Julia was intimately involved in her quilt's creation from start to finish, choosing, ironing, holding, pinning, advising. We decided on this triangular pattern because it reminded us of the Rwenzoris, our home. Each peak is comprised of a fabric with a story. Miss Bethany's superwoman T-shirt she bequeathed to Julia, the sling I made her when she broke her arm, costumes from her Phantom Tollbooth Birthday, a dress she had that matched her doll's, our couches and curtains, pillows we used in the truck when traveling, left-overs from her favorite two skirts made locally, her characteristic bandana, school uniforms and soccer shirts, and even the matching outfits our team wore just this month for our dance-skit at the WHM retreat (Lisa Wood has it on video, pretty impressive). These are set against a subtle old-fashioned background: a rose-patterned cotton that has its own story. When we first came to Uganda in 1993, one of my dear friend and supporters, Judy Schenk, who rode on the rescue squad with me when I was in college and sensed the need for beauty in any life, donated this fabric from which I made our first set of curtains in our house. So we have the colorful pattern of our Rwenzori life set on the background of loving supporters.
The narrow pink border is my love, surrounding Julia's life. It was cut from our "Happy Pants", matching mother-daughter capris we inherited as hand-me-downs from my sister and niece. They were so wild and bright we felt happy just putting them on, and since they were culturally inappropriate to wear out of the house we often celebrated "family nights" at home in them.

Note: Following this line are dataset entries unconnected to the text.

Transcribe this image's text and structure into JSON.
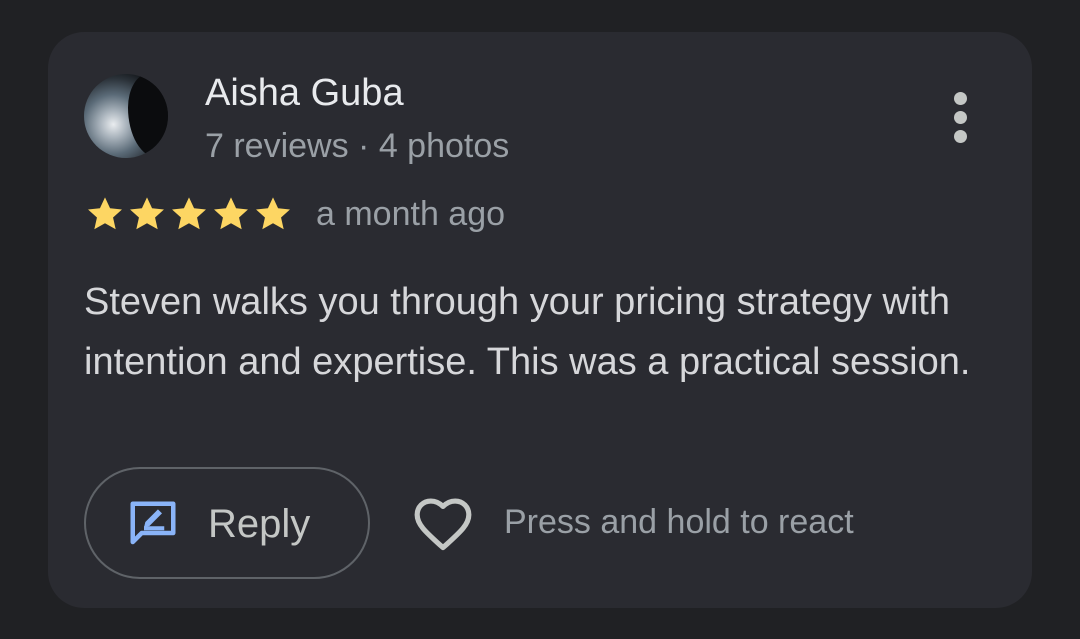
{
  "review": {
    "author": {
      "name": "Aisha Guba",
      "meta": "7 reviews · 4 photos"
    },
    "rating": 5,
    "rating_max": 5,
    "time": "a month ago",
    "text": "Steven walks you through your pricing strategy with intention and expertise. This was a practical session."
  },
  "actions": {
    "reply_label": "Reply",
    "react_hint": "Press and hold to react"
  },
  "icons": {
    "more": "more-vert-icon",
    "star": "star-icon",
    "reply": "reply-edit-icon",
    "heart": "heart-outline-icon"
  },
  "colors": {
    "background": "#202124",
    "card": "#2a2b31",
    "star": "#fdd663",
    "reply_icon": "#8ab4f8",
    "primary_text": "#e8eaed",
    "secondary_text": "#9aa0a6"
  }
}
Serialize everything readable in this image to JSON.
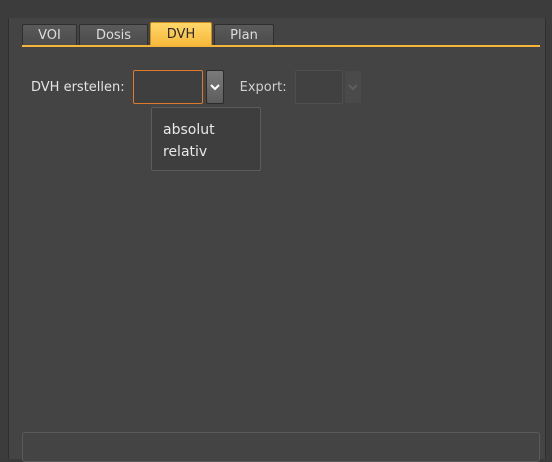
{
  "tabs": [
    {
      "label": "VOI",
      "active": false
    },
    {
      "label": "Dosis",
      "active": false
    },
    {
      "label": "DVH",
      "active": true
    },
    {
      "label": "Plan",
      "active": false
    }
  ],
  "dvh": {
    "create_label": "DVH erstellen:",
    "create_value": "",
    "export_label": "Export:",
    "export_value": "",
    "export_enabled": false,
    "dropdown_open": true,
    "options": [
      "absolut",
      "relativ"
    ]
  },
  "colors": {
    "accent": "#f4b53a",
    "active_tab": "#ffd76a",
    "focus_border": "#e07a2a",
    "background": "#444444"
  }
}
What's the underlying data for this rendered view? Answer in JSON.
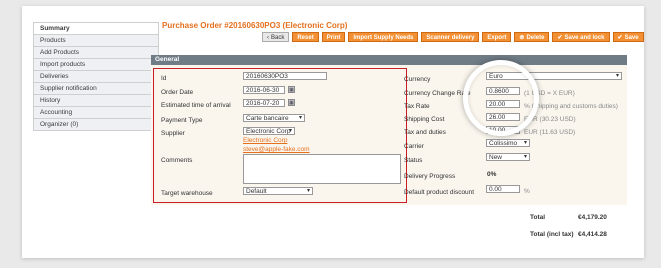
{
  "sidebar": {
    "items": [
      {
        "label": "Summary"
      },
      {
        "label": "Products"
      },
      {
        "label": "Add Products"
      },
      {
        "label": "Import products"
      },
      {
        "label": "Deliveries"
      },
      {
        "label": "Supplier notification"
      },
      {
        "label": "History"
      },
      {
        "label": "Accounting"
      },
      {
        "label": "Organizer (0)"
      }
    ]
  },
  "title": "Purchase Order #20160630PO3 (Electronic Corp)",
  "toolbar": {
    "back": "Back",
    "reset": "Reset",
    "print": "Print",
    "import": "Import Supply Needs",
    "scanner": "Scanner delivery",
    "export": "Export",
    "delete": "Delete",
    "save_lock": "Save and lock",
    "save": "Save"
  },
  "section": "General",
  "left": {
    "id_label": "Id",
    "id_value": "20160630PO3",
    "order_date_label": "Order Date",
    "order_date_value": "2016-06-30",
    "eta_label": "Estimated time of arrival",
    "eta_value": "2016-07-20",
    "payment_label": "Payment Type",
    "payment_value": "Carte bancaire",
    "supplier_label": "Supplier",
    "supplier_value": "Electronic Corp",
    "supplier_link": "Electronic Corp",
    "supplier_email": "steve@apple-fake.com",
    "comments_label": "Comments",
    "warehouse_label": "Target warehouse",
    "warehouse_value": "Default"
  },
  "right": {
    "currency_label": "Currency",
    "currency_value": "Euro",
    "rate_label": "Currency Change Rate",
    "rate_value": "0.8600",
    "rate_note": "(1 USD = X EUR)",
    "tax_label": "Tax Rate",
    "tax_value": "20.00",
    "tax_note": "% (shipping and customs duties)",
    "ship_label": "Shipping Cost",
    "ship_value": "26.00",
    "ship_note": "EUR (30.23 USD)",
    "duties_label": "Tax and duties",
    "duties_value": "10.00",
    "duties_note": "EUR (11.63 USD)",
    "carrier_label": "Carrier",
    "carrier_value": "Colissimo",
    "status_label": "Status",
    "status_value": "New",
    "progress_label": "Delivery Progress",
    "progress_value": "0%",
    "discount_label": "Default product discount",
    "discount_value": "0.00",
    "discount_unit": "%"
  },
  "totals": {
    "total_label": "Total",
    "total_value": "€4,179.20",
    "incl_label": "Total (incl tax)",
    "incl_value": "€4,414.28"
  }
}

And the wide outermost border represents the ocean of God's love, in which we live. It is a hand-dyed fabric I bought from a women's self-help group on Bushara Island, Lake Bunyoni, and calls to mind depth, water, billows, movement, infinity.
After months of work slowly by slowly, it is spread on the bed beside me now, soon to be packed. And now that it's done, I see the parable of our life in the process. Snippets and fragments, bits and pieces from here and there. Cut. Sometimes painfully. Sometimes inexplicably. But in God's hands the pieces are rearranged. One color contrasts and sets off another. The random shapes fit together. The juxtaposition of American and Uganda creates something new. From a pile of scraps a thing of beauty and warmth emerges, useful and pleasing. What was once a dress or a curtain becomes a blanket, changed, both old and new, with a story to tell. A bit like us, I hope.
And at least 3 of 4 kids have a good physical reminder of the only home they've known. . . someone hold me to my promise to not forget Jack!